For a second scenario, I wanted to see how it would perform on a brand-new project. I quickly set up a Python virtual environment, and asked aider to work with me at building a simple project. We would be opening a file containing Japanese text, parsing it with fugashi, and counting the words.

To my surprise, this was a disaster. All I got was a bunch on hallucination riddled python that wouldn’t run under any circumstances. It may be that the lack of context actually made it harder for the model to generate code.

Troubleshooting

Finally, I went back to Itako, and decided to check how it would perform on common troubleshooting tasks. I introduced a few bugs to my code and gathered some error messages. I then proceeded to simply give aider the files mentioned by the error message and just use /ask to have it explain the errors to me, without requiring it to implement the code.

This part did work very well. If I compare it with Googling unknown error messages, I think this can cut the time spent on the issue by half This is not just because Google is getting worse every day, but the model having access to the actual code does give it a massive advantage.

I do think this setup is something I can use instead of the occasional frustration of scrolling through StackOverflow threads when something unexpected breaks.

What about the Qwen CLI?

With everyone jumping on the trend of CLI tools for LLMs, the Qwen team released its own Qwen Code. It can be installed using npm, and connects to a local model if configured like this:

export OPENAI_API_KEY="ollama"
export OPENAI_BASE_URL="http://localhost:11434/v1/"
export OPENAI_MODEL="qwen3:8b"

Compared to aider, it aims at being fully autonomous. For example, it will search your repository using grep. However, I didn’t manage to get it to successfully write any code.

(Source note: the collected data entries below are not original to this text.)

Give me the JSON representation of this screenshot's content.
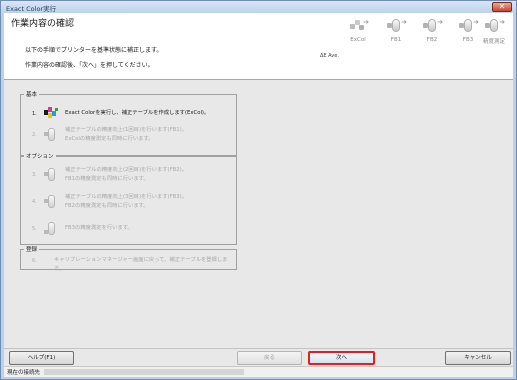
{
  "window": {
    "title": "Exact Color実行",
    "close": "✕"
  },
  "header": {
    "title": "作業内容の確認",
    "line1": "以下の手順でプリンターを基準状態に補正します。",
    "line2": "作業内容の確認後、「次へ」を押してください。",
    "delta_e": "ΔE Ave."
  },
  "steps": [
    {
      "label": "ExCol",
      "icon": "color-chart-icon"
    },
    {
      "label": "FB1",
      "icon": "measure-device-icon"
    },
    {
      "label": "FB2",
      "icon": "measure-device-icon"
    },
    {
      "label": "FB3",
      "icon": "measure-device-icon"
    },
    {
      "label": "精度測定",
      "icon": "measure-device-icon"
    }
  ],
  "groups": {
    "basic": {
      "title": "基本",
      "rows": [
        {
          "num": "1.",
          "line1": "Exact Colorを実行し、補正テーブルを作成します(ExCol)。",
          "line2": "",
          "active": true
        },
        {
          "num": "2.",
          "line1": "補正テーブルの精度向上(1回目)を行います(FB1)。",
          "line2": "ExColの精度測定も同時に行います。",
          "active": false
        }
      ]
    },
    "option": {
      "title": "オプション",
      "rows": [
        {
          "num": "3.",
          "line1": "補正テーブルの精度向上(2回目)を行います(FB2)。",
          "line2": "FB1の精度測定も同時に行います。",
          "active": false
        },
        {
          "num": "4.",
          "line1": "補正テーブルの精度向上(3回目)を行います(FB3)。",
          "line2": "FB2の精度測定も同時に行います。",
          "active": false
        },
        {
          "num": "5.",
          "line1": "FB3の精度測定を行います。",
          "line2": "",
          "active": false
        }
      ]
    },
    "register": {
      "title": "登録",
      "rows": [
        {
          "num": "6.",
          "line1": "キャリブレーションマネージャー画面に戻って、補正テーブルを登録します。",
          "line2": "",
          "active": false
        }
      ]
    }
  },
  "buttons": {
    "help": "ヘルプ(F1)",
    "back": "戻る",
    "next": "次へ",
    "cancel": "キャンセル"
  },
  "status": {
    "label": "現在の接続先"
  }
}
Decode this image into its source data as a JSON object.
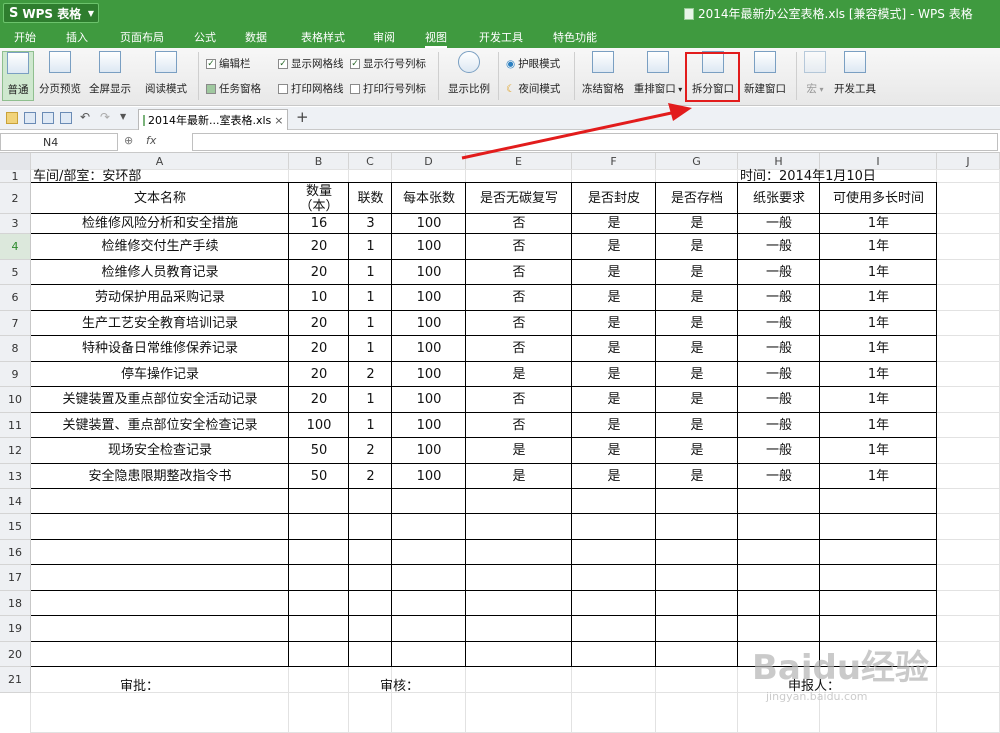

The tool seems optimized for larger, online models, with context sizes up to 1M tokens. Our local qwen3 context only has a 40k tokens context size, which can get overwhelmed very quickly when browsing entire code repositories.

Even when I didn’t run out of context, the tool mysteriously failed when trying to write files. It insists it can only write to absolute paths, which the model doesn’t seem to agree with providing. I did not investigate the issue further.